Sometimes these faultfinders will tell you they can’t help it, they were born that way. And I always visualize a newborn infant glaring at his exhausted new mommy as he tells her, “You could have tried a little harder to get this job done!  Do you know how crowded it is in there?” And so another sad sack enters the brotherhood  of negative people.

And by the way, you can, too, help it. Anyone has the will to decide to shut it.  Saying nothing would be a vast improvement. Really.  Try it. The people in your life will like it.

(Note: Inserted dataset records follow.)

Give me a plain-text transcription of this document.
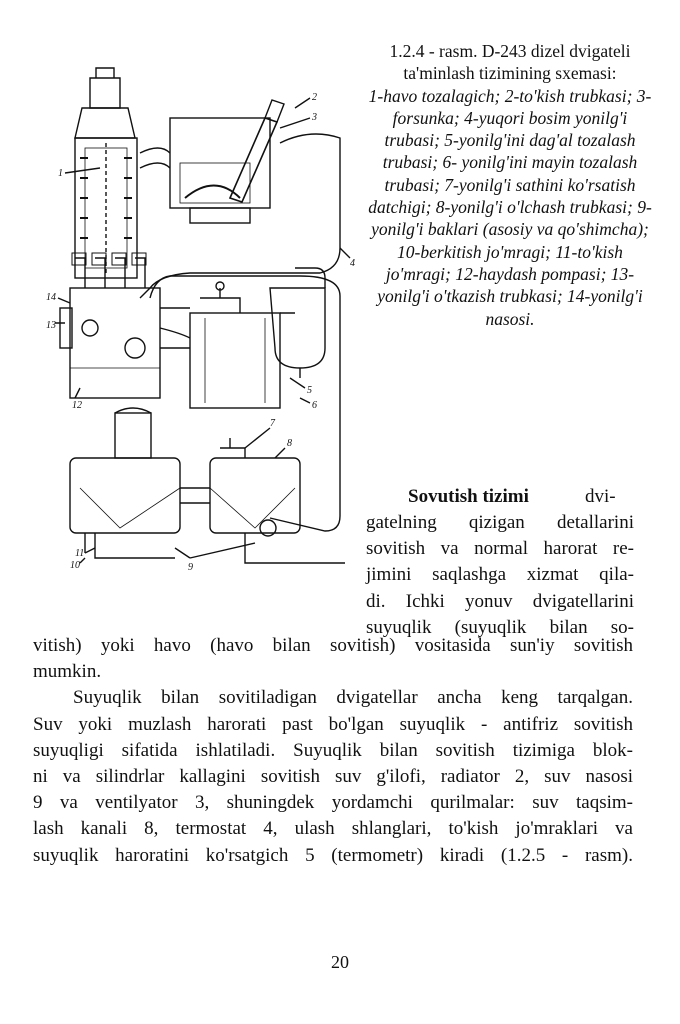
1
2
3
4
5
6
7
8
9
10
11
12
13
14
1.2.4 - rasm. D-243 dizel dvigateli ta'minlash tizimining sxemasi:
1-havo tozalagich; 2-to'kish trubkasi; 3-forsunka; 4-yuqori bosim yonilg'i trubasi; 5-yonilg'ini dag'al tozalash trubasi; 6- yonilg'ini mayin tozalash trubasi; 7-yonilg'i sathini ko'rsatish datchigi; 8-yonilg'i o'lchash trubkasi; 9-yonilg'i baklari (asosiy va qo'shimcha); 10-berkitish jo'mragi; 11-to'kish jo'mragi; 12-haydash pompasi; 13-yonilg'i o'tkazish trubkasi; 14-yonilg'i nasosi.
Sovutish tizimi	dvi-
gatelning qizigan detallarini
sovitish va normal harorat re-
jimini saqlashga xizmat qila-
di. Ichki yonuv dvigatellarini
suyuqlik (suyuqlik bilan so-
vitish) yoki havo (havo bilan sovitish) vositasida sun'iy sovitish
mumkin.
Suyuqlik bilan sovitiladigan dvigatellar ancha keng tarqalgan.
Suv yoki muzlash harorati past bo'lgan suyuqlik - antifriz sovitish
suyuqligi sifatida ishlatiladi. Suyuqlik bilan sovitish tizimiga blok-
ni va silindrlar kallagini sovitish suv g'ilofi, radiator 2, suv nasosi
9 va ventilyator 3, shuningdek yordamchi qurilmalar: suv taqsim-
lash kanali 8, termostat 4, ulash shlanglari, to'kish jo'mraklari va
suyuqlik haroratini ko'rsatgich 5 (termometr) kiradi (1.2.5 - rasm).
20
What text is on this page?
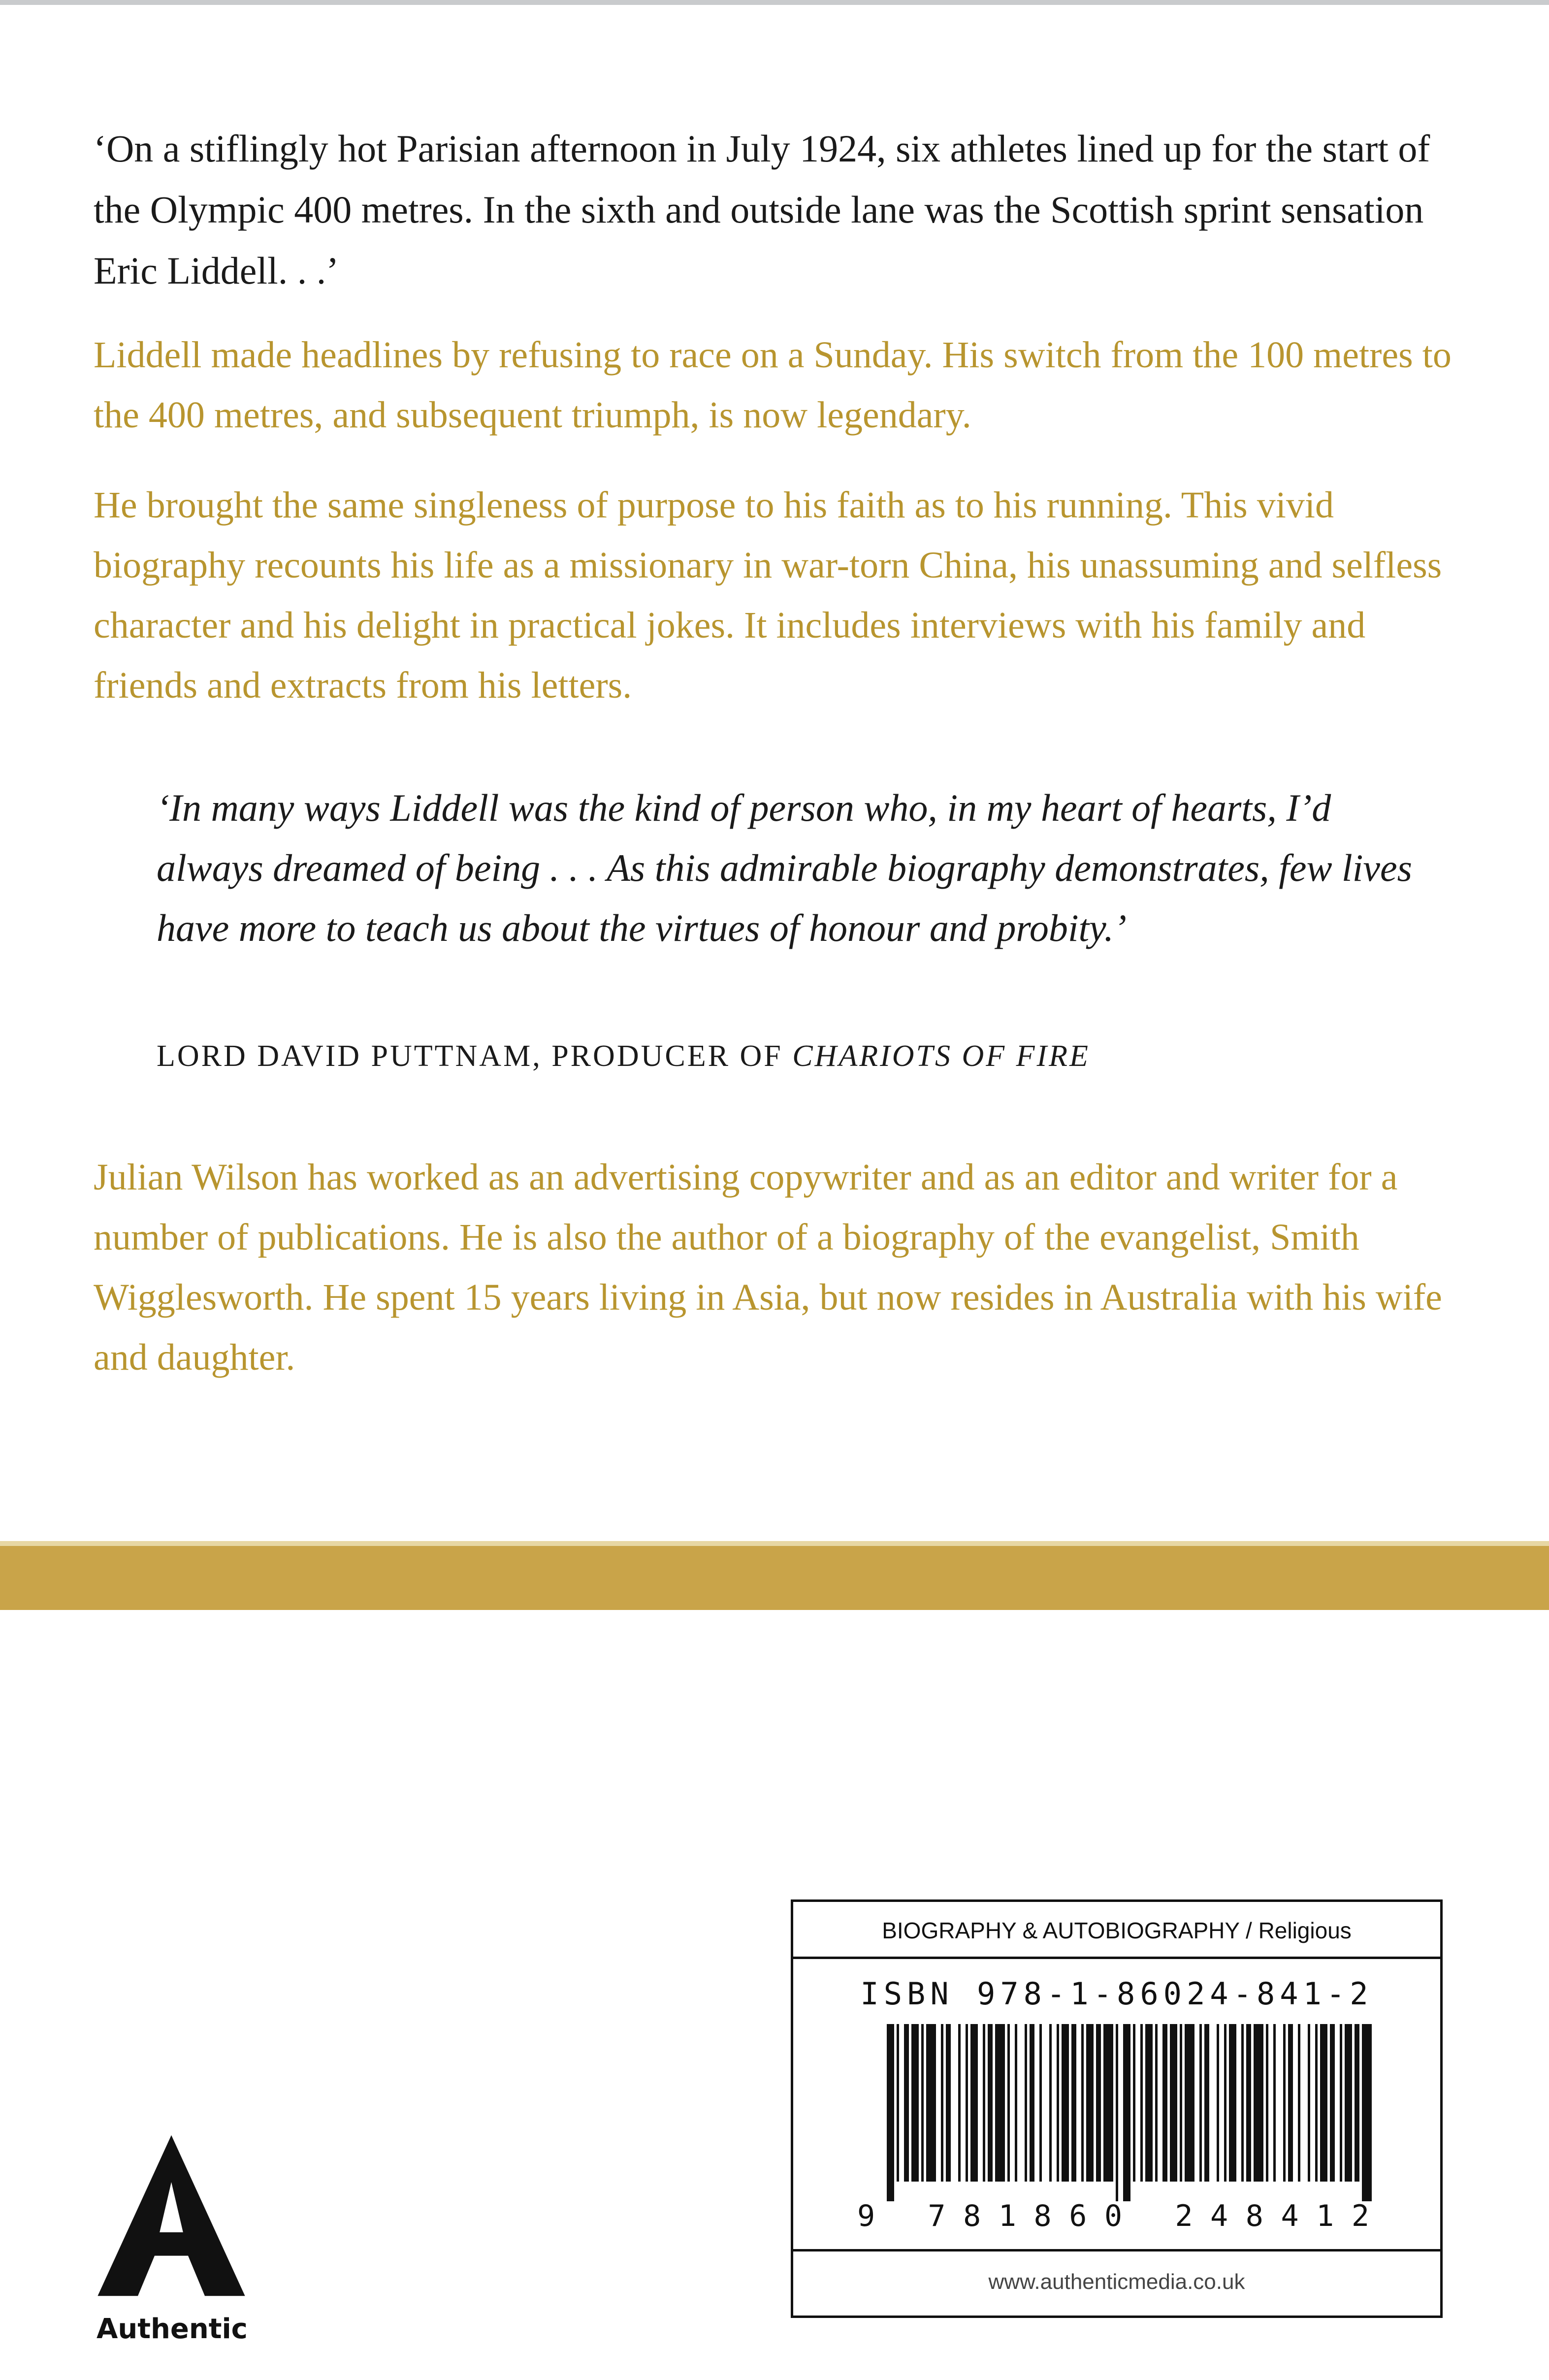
‘On a stiflingly hot Parisian afternoon in July 1924, six athletes lined up for the start of the Olympic 400 metres. In the sixth and outside lane was the Scottish sprint sensation Eric Liddell. . .’

Liddell made headlines by refusing to race on a Sunday. His switch from the 100 metres to the 400 metres, and subsequent triumph, is now legendary.

He brought the same singleness of purpose to his faith as to his running. This vivid biography recounts his life as a missionary in war-torn China, his unassuming and selfless character and his delight in practical jokes. It includes interviews with his family and friends and extracts from his letters.

‘In many ways Liddell was the kind of person who, in my heart of hearts, I’d always dreamed of being . . . As this admirable biography demonstrates, few lives have more to teach us about the virtues of honour and probity.’

LORD DAVID PUTTNAM, PRODUCER OF CHARIOTS OF FIRE

Julian Wilson has worked as an advertising copywriter and as an editor and writer for a number of publications. He is also the author of a biography of the evangelist, Smith Wigglesworth. He spent 15 years living in Asia, but now resides in Australia with his wife and daughter.

Authentic
BIOGRAPHY & AUTOBIOGRAPHY / Religious
ISBN 978-1-86024-841-2
9 781860 248412
www.authenticmedia.co.uk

6 thoughts on “The Good, the Bad, and the Ugly

  1. Guilty as charged, Your Honour. 😉
    Oh, by the way… “IT IS” — as in “It is critical…” — is denounced as passive voice by some writing gurus. You have to state specifically WHAT is critical so we all know, using strong nouns and verbs.
    Your article has been a helpful nudge in a more positive direction, LInda. I will try my best to reform. 🙂


      1. I’m sure you’d pass a grammar exam. 🙂

        Actually I’ve been listening to a certain writing instructor lately and most of his corrections are right on, but he tends to class all “to be” usage as “passive voice,” which I can’t totally agree with. “He was thinking of going” could be simplified as “He thought of going,” but that doesn’t make was thinking passive.

        Liked by 1 person

      2. Nor mine. A true passive construction starts with what would be the direct object in an active construct. i.e., “Mistakes were made” (Clinton’s famous “apology” for the mess with Monica Lewinski). In this construct, the subject is left unnamed, with purpose. It would have been more convincing, to me, if he had said,”I behaved badly.” Still not an outright admission of guilt, but at least he wouldn’t have left us wondering who made the “mistakes.” Sorry for politicizing this, but it was the first example that came to mind 🙂

        Liked by 1 person

      3. Agreed. that’s what I’d call passive voice and I think passive constriction is the same.
        A banana peel was slipped on. (By me, but why should I tell you I was the clumsy one.) 🙂
        Passive voice can be the adult version of “Somebody dropped the dish and it broke.”